With the disintegration of the truce, there are indications that MS-13 is actively seeking to expand its operational capacity by emulating other armed actors on the world stage. In El Salvador, police showed me evidence from a raid on an MS-13 safe house: printed documents taken from the Internet relating to the military tactics of al Qaeda, the Islamic State, and Colombia’s FARC guerrillas. This is not to imply there is a link between the Northern Triangle gangs and any of these groups — only that MS-13 is actively looking to the literature of terrorist groups to learn.

There are some striking similarities between the behavior of some of MS-13 and the Islamic State. Like the Islamic State, the gangs primarily recruit young, unemployed males with few economic opportunities, both in person and through extensive social media outreach. The recruiters promise a life of purpose and a chance to be part of something larger than oneself. The gangs radicalize recruits with videos of savage violence and a quasi-religious call to arms against other gangs and “civilians,” as non-gang members are called. Beheadings, dismemberments by chainsaw and machetes, and savage tortures are posted to YouTube as a multipronged tool to recruit new members and show how powerless the state is to stop them. This brazen violence has shredded the fabrics of these societies in ways far deeper than the civil wars of the 1980s.

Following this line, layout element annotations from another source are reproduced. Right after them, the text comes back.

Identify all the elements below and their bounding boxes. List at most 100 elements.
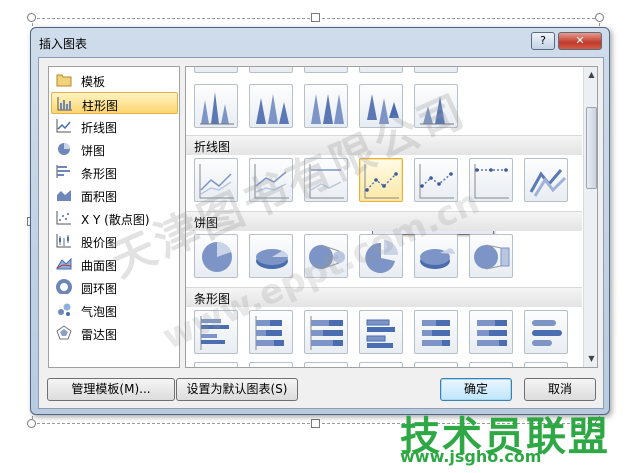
section-header-bar: 条形图 bbox=[186, 287, 582, 307]
stacked-bar-chart-icon bbox=[255, 316, 284, 350]
chart-subtype-exploded-3d-pie[interactable] bbox=[414, 234, 458, 278]
bar-chart-icon bbox=[56, 165, 70, 178]
section-title: 饼图 bbox=[194, 216, 219, 230]
percent-bar-chart-icon bbox=[310, 316, 343, 350]
scrollbar-thumb[interactable] bbox=[586, 107, 597, 189]
chart-subtype-column-partial[interactable] bbox=[359, 67, 403, 73]
category-item-line[interactable]: 折线图 bbox=[51, 115, 178, 137]
category-label: 饼图 bbox=[81, 144, 106, 158]
category-label: 雷达图 bbox=[81, 328, 118, 342]
category-item-bubble[interactable]: 气泡图 bbox=[51, 299, 178, 321]
chart-subtype-percent-line-markers[interactable] bbox=[469, 158, 513, 202]
chart-subtype-3d-pyramid[interactable] bbox=[414, 84, 458, 128]
brand-watermark-url: www.jsgho.com bbox=[400, 447, 542, 466]
category-label: 股价图 bbox=[81, 236, 118, 250]
chart-subtype-pie-of-pie[interactable] bbox=[304, 234, 348, 278]
resize-handle-bottom[interactable] bbox=[311, 419, 320, 428]
chart-subtype-3d-cone[interactable] bbox=[359, 84, 403, 128]
cylinder-bar-chart-icon bbox=[532, 320, 562, 346]
chart-subtype-column-partial[interactable] bbox=[304, 67, 348, 73]
resize-handle-bottom-right[interactable] bbox=[595, 419, 604, 428]
category-item-stock[interactable]: 股价图 bbox=[51, 230, 178, 252]
chart-subtype-bar-of-pie[interactable] bbox=[469, 234, 513, 278]
chart-subtype-column-partial[interactable] bbox=[194, 67, 238, 73]
chart-subtype-line-with-markers[interactable] bbox=[359, 158, 403, 202]
pyramid-chart-icon bbox=[420, 96, 454, 125]
chart-subtype-bar-partial[interactable] bbox=[194, 362, 238, 367]
surface-chart-icon bbox=[56, 257, 72, 270]
category-item-area[interactable]: 面积图 bbox=[51, 184, 178, 206]
chart-subtype-stacked-bar[interactable] bbox=[249, 310, 293, 354]
chart-subtype-stacked-cone[interactable] bbox=[249, 84, 293, 128]
clustered-bar-chart-icon bbox=[200, 316, 229, 350]
chart-subtype-column-partial[interactable] bbox=[414, 67, 458, 73]
chart-subtype-3d-percent-bar[interactable] bbox=[469, 310, 513, 354]
area-chart-icon bbox=[57, 190, 71, 201]
chart-subtype-bar-partial[interactable] bbox=[469, 362, 513, 367]
scroll-down-arrow-icon[interactable]: ▼ bbox=[586, 353, 597, 364]
chart-subtype-3d-pie[interactable] bbox=[249, 234, 293, 278]
chart-subtype-percent-line[interactable] bbox=[304, 158, 348, 202]
chart-subtype-stacked-line[interactable] bbox=[249, 158, 293, 202]
category-item-bar[interactable]: 条形图 bbox=[51, 161, 178, 183]
ok-button[interactable]: 确定 bbox=[440, 378, 512, 401]
doughnut-chart-icon bbox=[56, 279, 72, 294]
category-item-scatter[interactable]: X Y (散点图) bbox=[51, 207, 178, 229]
help-button[interactable]: ? bbox=[531, 32, 555, 50]
resize-handle-top[interactable] bbox=[311, 13, 320, 22]
stock-chart-icon bbox=[56, 234, 71, 248]
chart-subtype-percent-bar[interactable] bbox=[304, 310, 348, 354]
chart-subtype-bar-partial[interactable] bbox=[414, 362, 458, 367]
category-label: 面积图 bbox=[81, 190, 118, 204]
manage-templates-button[interactable]: 管理模板(M)... bbox=[47, 378, 175, 401]
category-item-radar[interactable]: 雷达图 bbox=[51, 322, 178, 344]
category-label: 条形图 bbox=[81, 167, 118, 181]
category-item-surface[interactable]: 曲面图 bbox=[51, 253, 178, 275]
category-item-column[interactable]: 柱形图 bbox=[51, 92, 178, 114]
dialog-title: 插入图表 bbox=[39, 37, 88, 51]
section-header-line: 折线图 bbox=[186, 135, 582, 155]
chart-subtype-pie[interactable] bbox=[194, 234, 238, 278]
resize-handle-top-right[interactable] bbox=[595, 13, 604, 22]
scroll-up-arrow-icon[interactable]: ▲ bbox=[586, 69, 597, 80]
category-label: 圆环图 bbox=[81, 282, 118, 296]
cancel-button[interactable]: 取消 bbox=[524, 378, 596, 401]
category-item-templates[interactable]: 模板 bbox=[51, 69, 178, 91]
scatter-chart-icon bbox=[56, 211, 71, 225]
pie-chart-icon bbox=[202, 242, 232, 272]
category-item-doughnut[interactable]: 圆环图 bbox=[51, 276, 178, 298]
chart-subtype-bar-partial[interactable] bbox=[359, 362, 403, 367]
close-button[interactable]: ✕ bbox=[558, 32, 602, 50]
chart-subtype-gallery[interactable]: 折线图 带数据标记的折线图 bbox=[185, 66, 598, 368]
chart-subtype-cylinder-bar[interactable] bbox=[524, 310, 568, 354]
chart-category-list[interactable]: 模板 柱形图 折线图 饼图 条形图 面积图 X Y (散点图) 股价图 曲面图 … bbox=[48, 66, 180, 368]
title-bar[interactable]: 插入图表 ? ✕ bbox=[31, 28, 609, 56]
pie-chart-icon bbox=[58, 143, 70, 155]
pie-of-pie-chart-icon bbox=[309, 244, 345, 270]
chart-subtype-line[interactable] bbox=[194, 158, 238, 202]
column-chart-icon bbox=[57, 97, 72, 111]
chart-subtype-bar-partial[interactable] bbox=[249, 362, 293, 367]
chart-subtype-3d-stacked-bar[interactable] bbox=[414, 310, 458, 354]
chart-subtype-stacked-line-markers[interactable] bbox=[414, 158, 458, 202]
chart-subtype-3d-line[interactable] bbox=[524, 158, 568, 202]
resize-handle-top-left[interactable] bbox=[27, 13, 36, 22]
chart-subtype-clustered-bar[interactable] bbox=[194, 310, 238, 354]
percent-line-chart-icon bbox=[309, 164, 344, 199]
stacked-line-chart-icon bbox=[254, 164, 289, 199]
line-markers-chart-icon bbox=[364, 164, 399, 199]
chart-subtype-column-partial[interactable] bbox=[249, 67, 293, 73]
chart-subtype-bar-partial[interactable] bbox=[524, 362, 568, 367]
chart-subtype-exploded-pie[interactable] bbox=[359, 234, 403, 278]
chart-subtype-cone-column[interactable] bbox=[194, 84, 238, 128]
gallery-scrollbar[interactable]: ▲ ▼ bbox=[583, 67, 597, 367]
resize-handle-bottom-left[interactable] bbox=[27, 419, 36, 428]
set-default-chart-button[interactable]: 设置为默认图表(S) bbox=[176, 378, 298, 401]
chart-subtype-percent-cone[interactable] bbox=[304, 84, 348, 128]
category-item-pie[interactable]: 饼图 bbox=[51, 138, 178, 160]
chart-subtype-3d-clustered-bar[interactable] bbox=[359, 310, 403, 354]
category-label: 气泡图 bbox=[81, 305, 118, 319]
section-title: 折线图 bbox=[194, 140, 231, 154]
chart-subtype-bar-partial[interactable] bbox=[304, 362, 348, 367]
percent-cone-chart-icon bbox=[311, 94, 344, 124]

Meanwhile, endemic police and governmental corruption only feeds the cycle of despair. It is no wonder so many thousands of families have been pushed to desperately entrust their children and their life’s savings to strangers in the hopes that at least these innocents can defy the long odds stacked against them and find a better life in the United States. Neither the Obama administration nor the Northern Triangle governments will likely be able to stem the exodus of those fleeing this new power configuration. We may well see an entire generation of Central Americans soon attempt to leave the countries of their birth.